By Bridget Weiss
Photography by Carole Topalian
When I was four, my older brother and sister won a free trip through the Sears toy department in the Hancock Center. They had 15 minutes to fill two large baskets with anything they wanted. Observing this unfathomable privilege ruined me for years, and it all but destroyed the work ethic my parents had tried so hard to instill. As a result, I became the kind of adult who waits for checks in the mail from kindly strangers, who hopes to win a lottery for which I forgot to buy a ticket, who stands ready to move into a house left to me by a deceased, previously undiscovered, relative.
And though many have tried to convince me over the years that unfettered abundance is indeed illusive and rare, I have proof that they’re just not trying hard enough.

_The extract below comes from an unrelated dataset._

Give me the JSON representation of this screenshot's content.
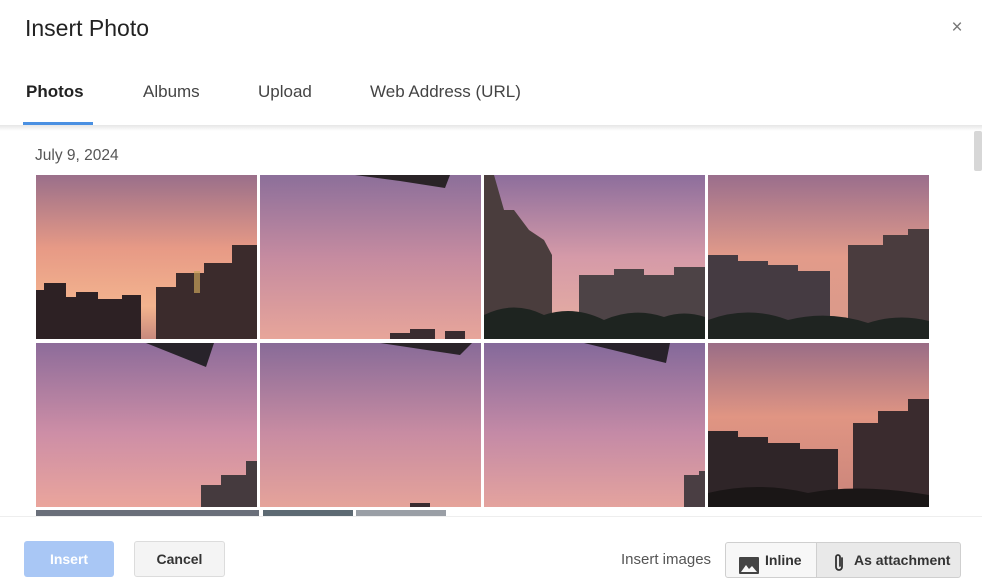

Terms and conditions apply, of course. You must not mind getting a spider bite or two. You must be willing to read a book carefully and take notes. You must be prepared to stomp through soggy woods. You might return home empty-handed.
Are you still with me?
It is with great satisfaction, then, that I share my secret treasure trove of copiousness, though I won’t go so far as to disclose my sweet spot other than this hint: a few acres between two state parks, east of town.

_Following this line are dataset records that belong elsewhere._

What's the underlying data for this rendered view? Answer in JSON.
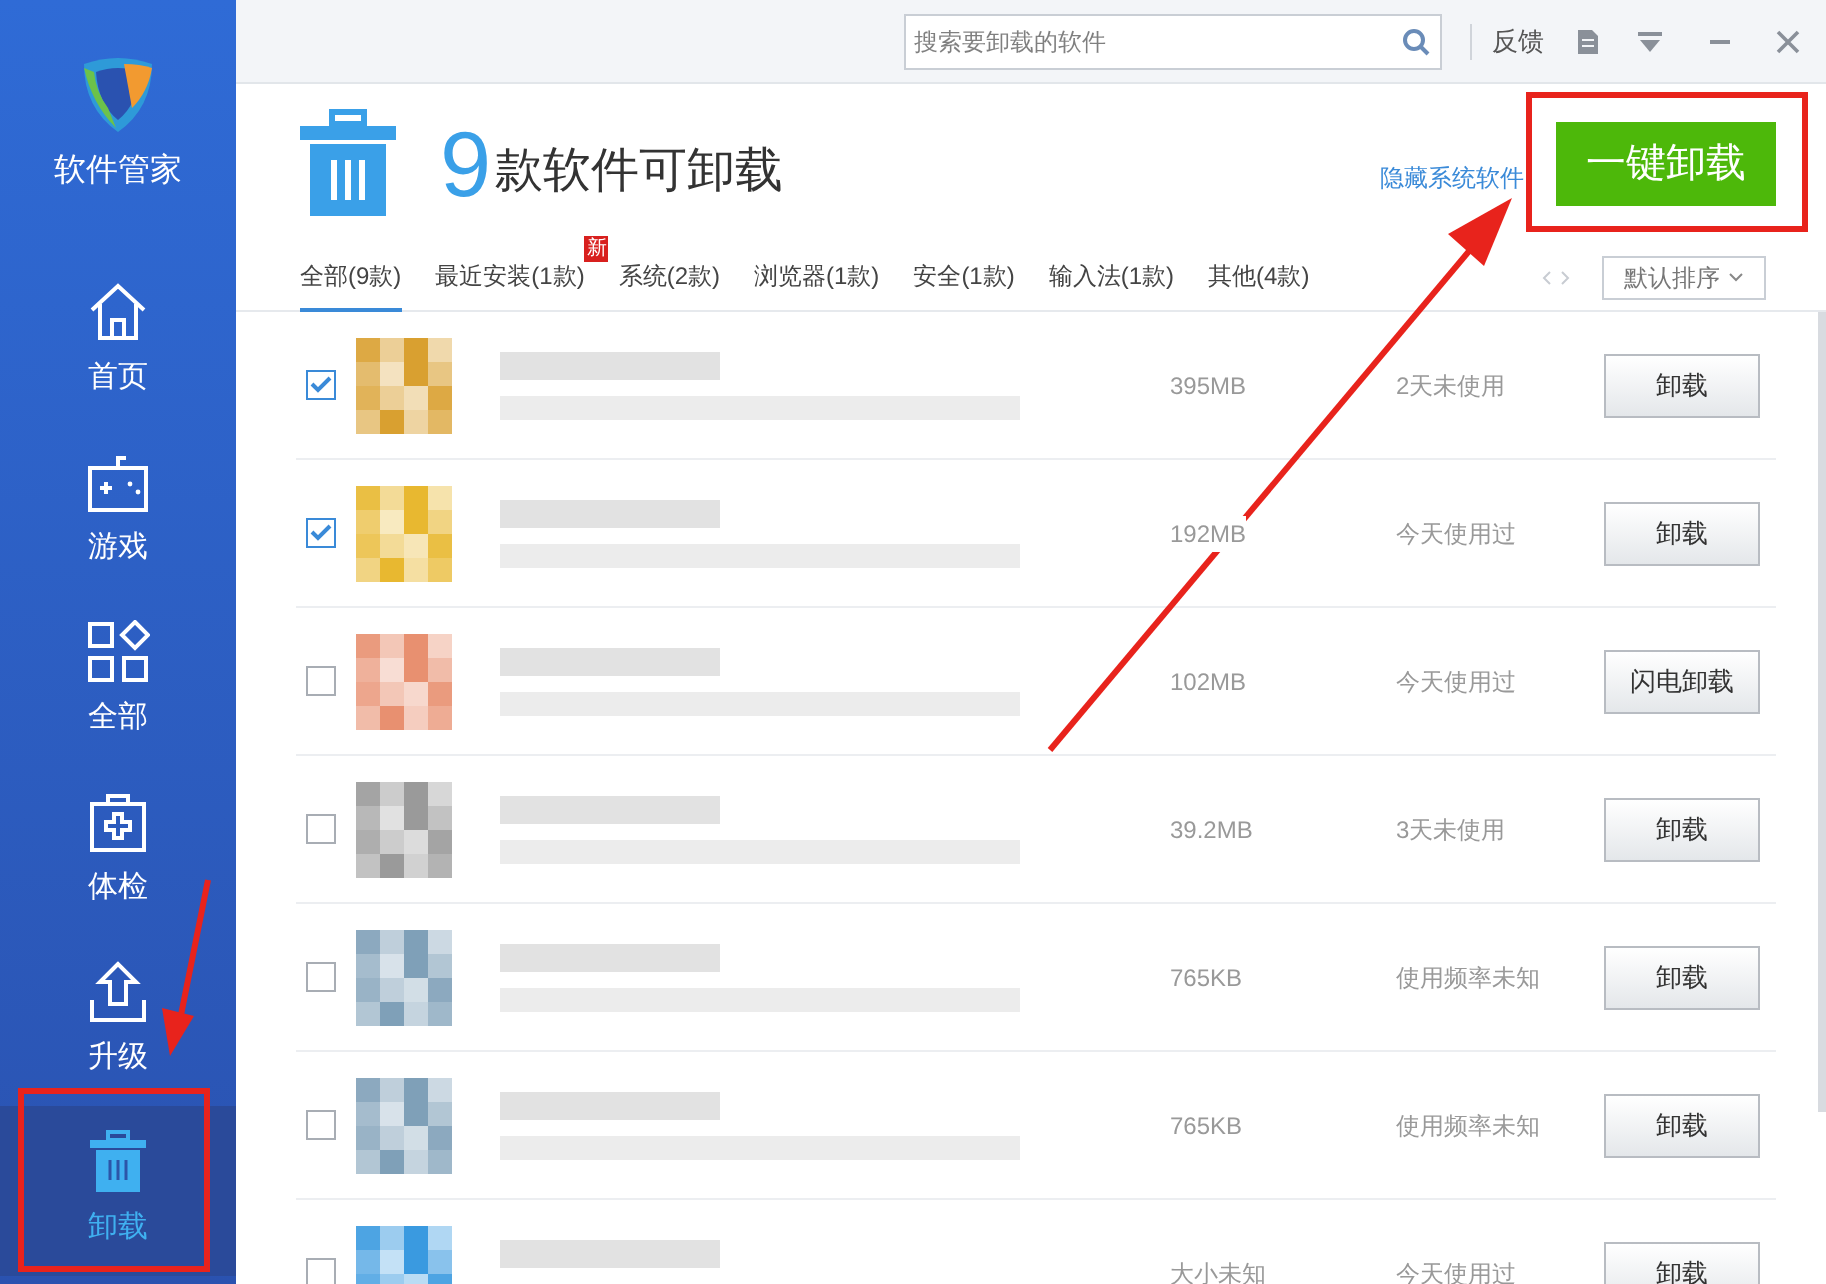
{
  "app": {
    "name": "软件管家"
  },
  "sidebar": {
    "items": [
      {
        "label": "首页",
        "kind": "home",
        "selected": false
      },
      {
        "label": "游戏",
        "kind": "game",
        "selected": false
      },
      {
        "label": "全部",
        "kind": "all",
        "selected": false
      },
      {
        "label": "体检",
        "kind": "checkup",
        "selected": false
      },
      {
        "label": "升级",
        "kind": "upgrade",
        "selected": false
      },
      {
        "label": "卸载",
        "kind": "uninstall",
        "selected": true
      }
    ]
  },
  "search": {
    "placeholder": "搜索要卸载的软件"
  },
  "titlebar": {
    "feedback": "反馈"
  },
  "header": {
    "count": "9",
    "title": "款软件可卸载",
    "hide_system_link": "隐藏系统软件",
    "uninstall_all_button": "一键卸载"
  },
  "tabs": [
    {
      "label": "全部(9款)",
      "selected": true
    },
    {
      "label": "最近安装(1款)",
      "selected": false,
      "badge": "新"
    },
    {
      "label": "系统(2款)",
      "selected": false
    },
    {
      "label": "浏览器(1款)",
      "selected": false
    },
    {
      "label": "安全(1款)",
      "selected": false
    },
    {
      "label": "输入法(1款)",
      "selected": false
    },
    {
      "label": "其他(4款)",
      "selected": false
    }
  ],
  "sort": {
    "label": "默认排序"
  },
  "rows": [
    {
      "checked": true,
      "size": "395MB",
      "usage": "2天未使用",
      "action": "卸载"
    },
    {
      "checked": true,
      "size": "192MB",
      "usage": "今天使用过",
      "action": "卸载"
    },
    {
      "checked": false,
      "size": "102MB",
      "usage": "今天使用过",
      "action": "闪电卸载"
    },
    {
      "checked": false,
      "size": "39.2MB",
      "usage": "3天未使用",
      "action": "卸载"
    },
    {
      "checked": false,
      "size": "765KB",
      "usage": "使用频率未知",
      "action": "卸载"
    },
    {
      "checked": false,
      "size": "765KB",
      "usage": "使用频率未知",
      "action": "卸载"
    },
    {
      "checked": false,
      "size": "大小未知",
      "usage": "今天使用过",
      "action": "卸载"
    }
  ]
}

My deserved plenitude comes in the form of oyster mushrooms.
Heavy rains and cooler weather coax these fungi into the light, and interestingly they prefer pine and cottonwood trees on which to set up house. Growing directly on living or fallen wood, they sometimes cluster in vast numbers on a single log, resembling a large community of oysters on the half-shell (oyster mushrooms get their name from a sideways growth of the stem).
Texas Mushrooms by Susan and Van Metzler offers everything you’ll need to know about foraging the oyster—from the rudiments of collection, to taking spore prints (a do-it-yourself test for positive identification and a safe harvest). Oyster mushrooms are some of the easiest to discern, but mistakes can always be made by the uneducated gatherer.
Let several weeks of spring rain accumulate, then take a drive to Bastrop or Buescher State Park (or other places where cottonwoods flourish). Be sure to bring along the book and your notes while scouring creeks and riverbed bottoms. Try not to get lost in the woods, as that can ruin a lovely afternoon. Once safely home, confirm your catch with the aforementioned spore print.
Prepare the darlings by trimming away dirt, leaves and any stalks that are woody or brown. Tap the caps to remove small beetles whose home you have chosen to serve as an appetizer. Rinse the mushrooms briefly in cold water (they take longer to cook if you allow them to bathe indolently), and pat them dry with a cloth. Sauté whole, or broken into large bites, for about two minutes in a small glug of olive or other mild fruit oil. Add a minced clove of garlic, cracked black pepper to taste and a splash of white wine along the way. Garnish with sprigs of fresh marjoram and serve simply, with a plate of crostinis or baguette chunks.